The PJ Tatler

Matthew Yglesias on Raising Social Security Retirement Age: "Quite Horrifying"

Think Progress blogger Matthew Yglesias in an interview talking about the five books he views as most important for understanding the progressive faith:

OK. So we’re having this very intense debate about the budget right now. There’s a lot of talk about taxes and a lot of talk about spending programmes, the consensus now being that the retirement age for social security will have to be raised. If you really drill down and look at it, what does it mean to raise the retirement age for social security? You see that for some people, it’s actually a relatively modest change. We are living long lives nowadays, thanks to advanced medicine. We have comfortable jobs, we’re bloggers or lawyers or whatnot. But for other people – a substantial minority of the population – who have low income, much lower life expectancy, who are doing more physical labour and have much worse career prospects, it’s a giant change. For some of the worst-off people it’s a very real blow to their living standards. So if your starting point is “I’m seriously considering the interests of everybody equally”, then this idea – which now passes as common sense in Washington – suddenly starts to look quite horrifying. There is a consensus around this small change, but it’s a change that has a drasticallydifferential impact on people, with the most negative impact on the most vulnerable.
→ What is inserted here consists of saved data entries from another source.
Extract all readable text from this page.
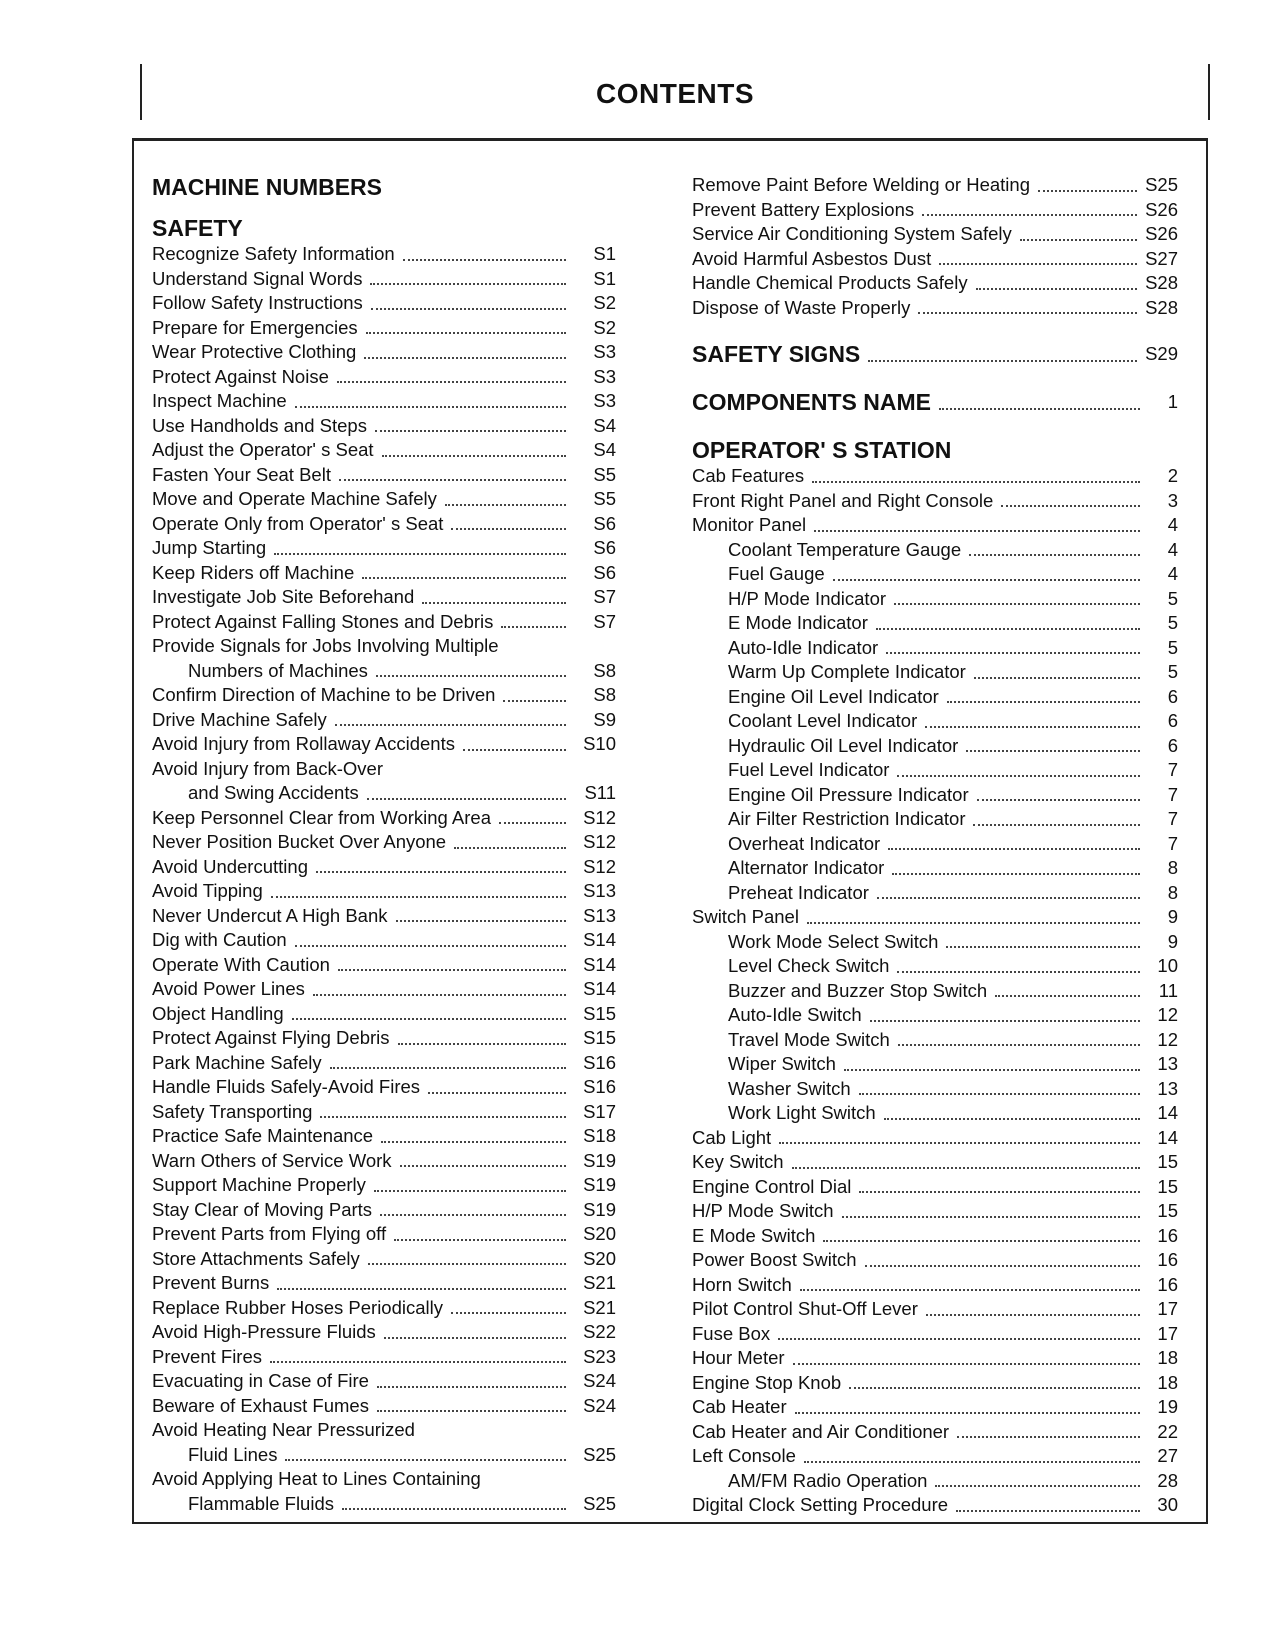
CONTENTS
MACHINE NUMBERS
SAFETY
Recognize Safety Information	S1
Understand Signal Words	S1
Follow Safety Instructions	S2
Prepare for Emergencies	S2
Wear Protective Clothing	S3
Protect Against Noise	S3
Inspect Machine	S3
Use Handholds and Steps	S4
Adjust the Operator' s Seat	S4
Fasten Your Seat Belt	S5
Move and Operate Machine Safely	S5
Operate Only from Operator' s Seat	S6
Jump Starting	S6
Keep Riders off Machine	S6
Investigate Job Site Beforehand	S7
Protect Against Falling Stones and Debris	S7
Provide Signals for Jobs Involving Multiple
Numbers of Machines	S8
Confirm Direction of Machine to be Driven	S8
Drive Machine Safely	S9
Avoid Injury from Rollaway Accidents	S10
Avoid Injury from Back-Over
and Swing Accidents	S11
Keep Personnel Clear from Working Area	S12
Never Position Bucket Over Anyone	S12
Avoid Undercutting	S12
Avoid Tipping	S13
Never Undercut A High Bank	S13
Dig with Caution	S14
Operate With Caution	S14
Avoid Power Lines	S14
Object Handling	S15
Protect Against Flying Debris	S15
Park Machine Safely	S16
Handle Fluids Safely-Avoid Fires	S16
Safety Transporting	S17
Practice Safe Maintenance	S18
Warn Others of Service Work	S19
Support Machine Properly	S19
Stay Clear of Moving Parts	S19
Prevent Parts from Flying off	S20
Store Attachments Safely	S20
Prevent Burns	S21
Replace Rubber Hoses Periodically	S21
Avoid High-Pressure Fluids	S22
Prevent Fires	S23
Evacuating in Case of Fire	S24
Beware of Exhaust Fumes	S24
Avoid Heating Near Pressurized
Fluid Lines	S25
Avoid Applying Heat to Lines Containing
Flammable Fluids	S25
Remove Paint Before Welding or Heating	S25
Prevent Battery Explosions	S26
Service Air Conditioning System Safely	S26
Avoid Harmful Asbestos Dust	S27
Handle Chemical Products Safely	S28
Dispose of Waste Properly	S28
SAFETY SIGNS	S29
COMPONENTS NAME	1
OPERATOR' S STATION
Cab Features	2
Front Right Panel and Right Console	3
Monitor Panel	4
Coolant Temperature Gauge	4
Fuel Gauge	4
H/P Mode Indicator	5
E Mode Indicator	5
Auto-Idle Indicator	5
Warm Up Complete Indicator	5
Engine Oil Level Indicator	6
Coolant Level Indicator	6
Hydraulic Oil Level Indicator	6
Fuel Level Indicator	7
Engine Oil Pressure Indicator	7
Air Filter Restriction Indicator	7
Overheat Indicator	7
Alternator Indicator	8
Preheat Indicator	8
Switch Panel	9
Work Mode Select Switch	9
Level Check Switch	10
Buzzer and Buzzer Stop Switch	11
Auto-Idle Switch	12
Travel Mode Switch	12
Wiper Switch	13
Washer Switch	13
Work Light Switch	14
Cab Light	14
Key Switch	15
Engine Control Dial	15
H/P Mode Switch	15
E Mode Switch	16
Power Boost Switch	16
Horn Switch	16
Pilot Control Shut-Off Lever	17
Fuse Box	17
Hour Meter	18
Engine Stop Knob	18
Cab Heater	19
Cab Heater and Air Conditioner	22
Left Console	27
AM/FM Radio Operation	28
Digital Clock Setting Procedure	30
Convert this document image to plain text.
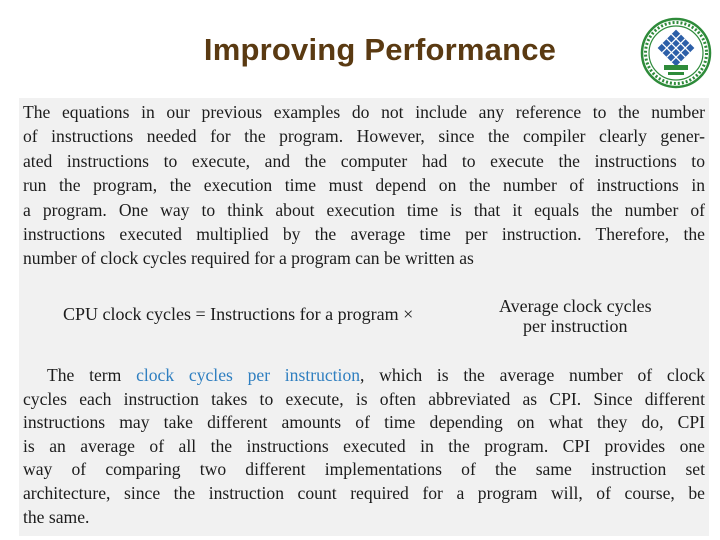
Improving Performance
The equations in our previous examples do not include any reference to the number
of instructions needed for the program. However, since the compiler clearly gener-
ated instructions to execute, and the computer had to execute the instructions to
run the program, the execution time must depend on the number of instructions in
a program. One way to think about execution time is that it equals the number of
instructions executed multiplied by the average time per instruction. Therefore, the
number of clock cycles required for a program can be written as
CPU clock cycles = Instructions for a program ×	Average clock cycles
per instruction
The term clock cycles per instruction, which is the average number of clock
cycles each instruction takes to execute, is often abbreviated as CPI. Since different
instructions may take different amounts of time depending on what they do, CPI
is an average of all the instructions executed in the program. CPI provides one
way of comparing two different implementations of the same instruction set
architecture, since the instruction count required for a program will, of course, be
the same.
In other words: Yglesias isn’t actually interested in treating everyone qually, he’s interested in trying to make everyone equally broken. To do otherwise is “quite horrifying.” I’m not an Obectivist but Ayn Rand’s description of the doctor who cripples 10 men so the one man with a broken leg can be “equal” to everyone else comes to mind.

The thing to bring to mind here is the “quite horrifying” Freudian slip. The thought that a tiny minority of people will have to wait a few additional years to collect Social Security benefits is “quite horrifying.”

I stopped finding the plights of America’s prosperous poor to be “quite horrifying” after I spent three years living in sub-par apartments and working alongside them after graduating from college. It’s hard to use the word “horrifying” about the life of anyone who can afford a cell phone, internet access, and cable TV. Not when children are indoctrinated to want to exterminate the Jews, and videos of gay Muslims being burned alive in Iraq are easily available. (Do the search, I’m not linking to it.)